The patients were treated and followed up regularly after surgery. Postoperative chemotherapy was recommended and performed when indicated according to the NCCN (National Comprehensive Cancer Network) guidelines. However, some patients rejected chemotherapy. If the patient had even one cycle of scheduled chemotherapy, he or she was considered to have received chemotherapy. Serum carcinoembryonic antigen (CEA) was checked, and an abdominal computed tomography (CT) scan was conducted three or four times per year for patients with ≥ TNM stage II for the first 2 years; this was repeated twice a year for the next 3 years if there was no evidence of recurrence. PR was determined as follows: by surgical biopsy; when at least two serial images (CT or positron emission tomography scan) indicated the growth of a mass suggestive of PR; when a peritoneal mass appeared in a patient with elevated serum CEA levels but without accompanying distant metastasis; or when the size and number of recurrent masses were reduced by chemotherapy. Time to PR was defined as the time of the first recognition of a mass in imaging studies, which was determined to be PR. SR was determined similarly using CEA, imaging modalities, and surgical biopsy.

Statistical analysis

To examine the normality assumption for continuous variables (cytokines), the Shapiro–Wilk test was performed. The cytokine levels among the groups were compared using the Kruskal–Wallis test, and the Mann–Whitney U test was used for post-hoc analysis. The risks of PR with T stages were compared using the χ2 test. To examine the ability of IL10 to predict PR, receiver operating characteristic (ROC) curve analysis was performed, and the cut-off value for IL10 was determined based on the maximum value of the Youden Index (J = sensitivity + specificity – 1).

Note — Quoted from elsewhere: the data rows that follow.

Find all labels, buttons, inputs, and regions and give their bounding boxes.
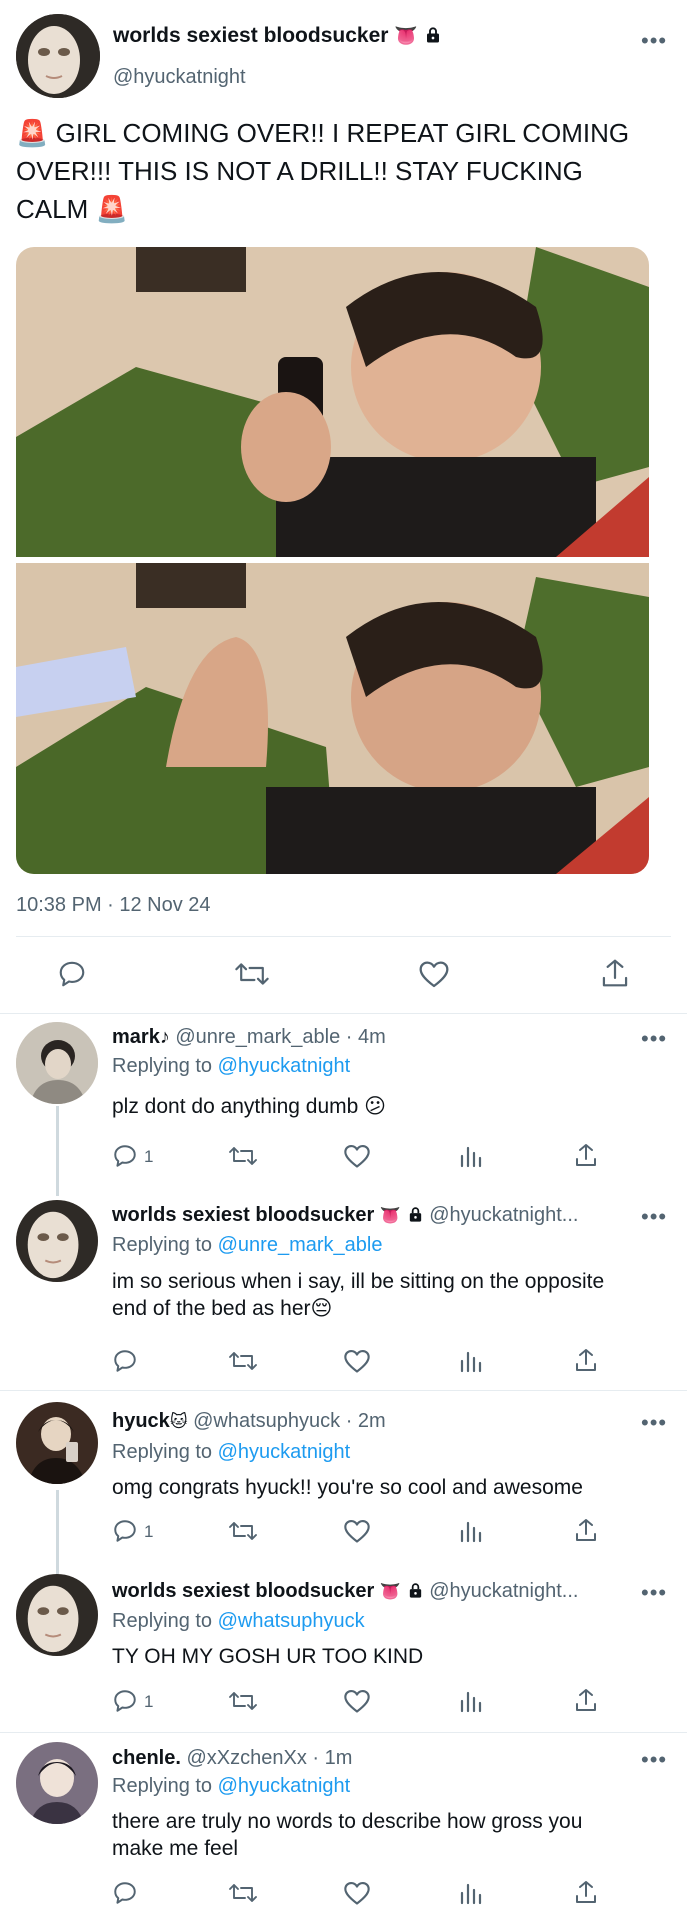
reply-icon[interactable] <box>57 959 87 989</box>
display-name[interactable]: chenle. <box>112 1747 181 1769</box>
divider <box>16 936 671 937</box>
reply-count: 1 <box>144 1147 154 1166</box>
reply-header: worlds sexiest bloodsucker 👅 @hyuckatnig… <box>112 1204 578 1227</box>
handle-time[interactable]: @whatsuphyuck · 2m <box>193 1410 386 1432</box>
mention-link[interactable]: @hyuckatnight <box>218 1775 351 1797</box>
reply-header: mark♪ @unre_mark_able · 4m <box>112 1026 386 1049</box>
reply-icon[interactable] <box>112 1880 138 1906</box>
more-options-icon[interactable]: ••• <box>641 1204 667 1230</box>
reply-text: TY OH MY GOSH UR TOO KIND <box>112 1645 424 1668</box>
share-icon[interactable] <box>574 1517 598 1543</box>
tongue-emoji: 👅 <box>379 1206 402 1226</box>
reply-icon[interactable] <box>112 1143 138 1169</box>
more-options-icon[interactable]: ••• <box>641 28 667 54</box>
reply-text: im so serious when i say, ill be sitting… <box>112 1270 605 1320</box>
reply-header: chenle. @xXzchenXx · 1m <box>112 1747 352 1770</box>
more-options-icon[interactable]: ••• <box>641 1026 667 1052</box>
lock-icon <box>407 1582 424 1599</box>
avatar[interactable] <box>16 1742 98 1824</box>
display-name[interactable]: hyuck <box>112 1410 170 1432</box>
avatar[interactable] <box>16 1574 98 1656</box>
avatar[interactable] <box>16 1402 98 1484</box>
handle-time[interactable]: @hyuckatnight... <box>429 1580 578 1602</box>
mention-link[interactable]: @whatsuphyuck <box>218 1610 365 1632</box>
avatar[interactable] <box>16 1200 98 1282</box>
thread-line <box>56 1490 59 1576</box>
retweet-icon[interactable] <box>234 959 270 989</box>
mention-link[interactable]: @hyuckatnight <box>218 1055 351 1077</box>
like-icon[interactable] <box>418 959 450 989</box>
reply-header: worlds sexiest bloodsucker 👅 @hyuckatnig… <box>112 1580 578 1603</box>
timestamp[interactable]: 10:38 PM · 12 Nov 24 <box>16 894 211 917</box>
like-icon[interactable] <box>343 1880 371 1906</box>
avatar[interactable] <box>16 14 100 98</box>
views-icon[interactable] <box>459 1689 483 1713</box>
tongue-emoji: 👅 <box>379 1582 402 1602</box>
retweet-icon[interactable] <box>228 1143 258 1169</box>
views-icon[interactable] <box>459 1519 483 1543</box>
lock-icon <box>424 26 442 44</box>
divider <box>0 1390 687 1391</box>
reply-header: hyuck🐱 @whatsuphyuck · 2m <box>112 1410 386 1433</box>
views-icon[interactable] <box>459 1881 483 1905</box>
lock-icon <box>407 1206 424 1223</box>
retweet-icon[interactable] <box>228 1348 258 1374</box>
reply-icon[interactable] <box>112 1348 138 1374</box>
divider <box>0 1732 687 1733</box>
share-icon[interactable] <box>600 957 630 989</box>
tweet-text: 🚨 GIRL COMING OVER!! I REPEAT GIRL COMIN… <box>16 118 630 224</box>
retweet-icon[interactable] <box>228 1880 258 1906</box>
avatar[interactable] <box>16 1022 98 1104</box>
display-name[interactable]: worlds sexiest bloodsucker <box>112 1580 374 1602</box>
replying-to: Replying to @hyuckatnight <box>112 1441 351 1463</box>
share-icon[interactable] <box>574 1687 598 1713</box>
handle-time[interactable]: @unre_mark_able · 4m <box>175 1026 385 1048</box>
cat-emoji: 🐱 <box>169 1412 188 1432</box>
tweet-media[interactable] <box>16 247 649 874</box>
display-name[interactable]: worlds sexiest bloodsucker 👅 <box>113 24 442 48</box>
like-icon[interactable] <box>343 1348 371 1374</box>
display-name[interactable]: mark♪ <box>112 1026 170 1048</box>
display-name[interactable]: worlds sexiest bloodsucker <box>112 1204 374 1226</box>
thread-line <box>56 1106 59 1196</box>
divider <box>0 1013 687 1014</box>
replying-to: Replying to @hyuckatnight <box>112 1775 351 1797</box>
mention-link[interactable]: @unre_mark_able <box>218 1234 383 1256</box>
replying-to: Replying to @whatsuphyuck <box>112 1610 365 1632</box>
reply-count: 1 <box>144 1692 154 1711</box>
more-options-icon[interactable]: ••• <box>641 1747 667 1773</box>
share-icon[interactable] <box>574 1347 598 1373</box>
replying-to: Replying to @unre_mark_able <box>112 1234 383 1256</box>
reply-text: omg congrats hyuck!! you're so cool and … <box>112 1476 583 1499</box>
more-options-icon[interactable]: ••• <box>641 1410 667 1436</box>
like-icon[interactable] <box>343 1518 371 1544</box>
replying-to: Replying to @hyuckatnight <box>112 1055 351 1077</box>
handle[interactable]: @hyuckatnight <box>113 66 246 89</box>
reply-text: plz dont do anything dumb 😕 <box>112 1095 387 1118</box>
share-icon[interactable] <box>574 1879 598 1905</box>
more-options-icon[interactable]: ••• <box>641 1580 667 1606</box>
meme-image <box>16 247 649 874</box>
views-icon[interactable] <box>459 1349 483 1373</box>
views-icon[interactable] <box>459 1144 483 1168</box>
reply-text: there are truly no words to describe how… <box>112 1810 583 1860</box>
like-icon[interactable] <box>343 1143 371 1169</box>
mention-link[interactable]: @hyuckatnight <box>218 1441 351 1463</box>
retweet-icon[interactable] <box>228 1688 258 1714</box>
handle-time[interactable]: @hyuckatnight... <box>429 1204 578 1226</box>
reply-count: 1 <box>144 1522 154 1541</box>
handle-time[interactable]: @xXzchenXx · 1m <box>186 1747 352 1769</box>
reply-icon[interactable] <box>112 1518 138 1544</box>
reply-icon[interactable] <box>112 1688 138 1714</box>
share-icon[interactable] <box>574 1142 598 1168</box>
tongue-emoji: 👅 <box>394 25 418 47</box>
like-icon[interactable] <box>343 1688 371 1714</box>
retweet-icon[interactable] <box>228 1518 258 1544</box>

Peritoneal disease-free survival was calculated using the Kaplan–Meier method, and the groups were compared using the log-rank test. To assess which factors were associated with PR, univariable and multivariable Cox regression models were applied, and we used Firth’s bias-correcting penalized maximum likelihood method29 for TNM stage due to the small sample size. Factors considered in the multivariable Cox regression model were selected from the univariable model (p < 0.1). In addition, to assess the proportional hazards assumption, Grambsch and Therneau’s test based on Schoenfeld residuals was used30. All statistical analyses were performed using SPSS version 20 (IBM Inc., Somers, NY, USA) and SAS software, version 9.4 (SAS Institute, Cary, NC, USA), with p < 0.05 considered significant. For multiple comparisons, p values were adjusted using Bonferroni correction using significance values derived by dividing the p value by the number of tests.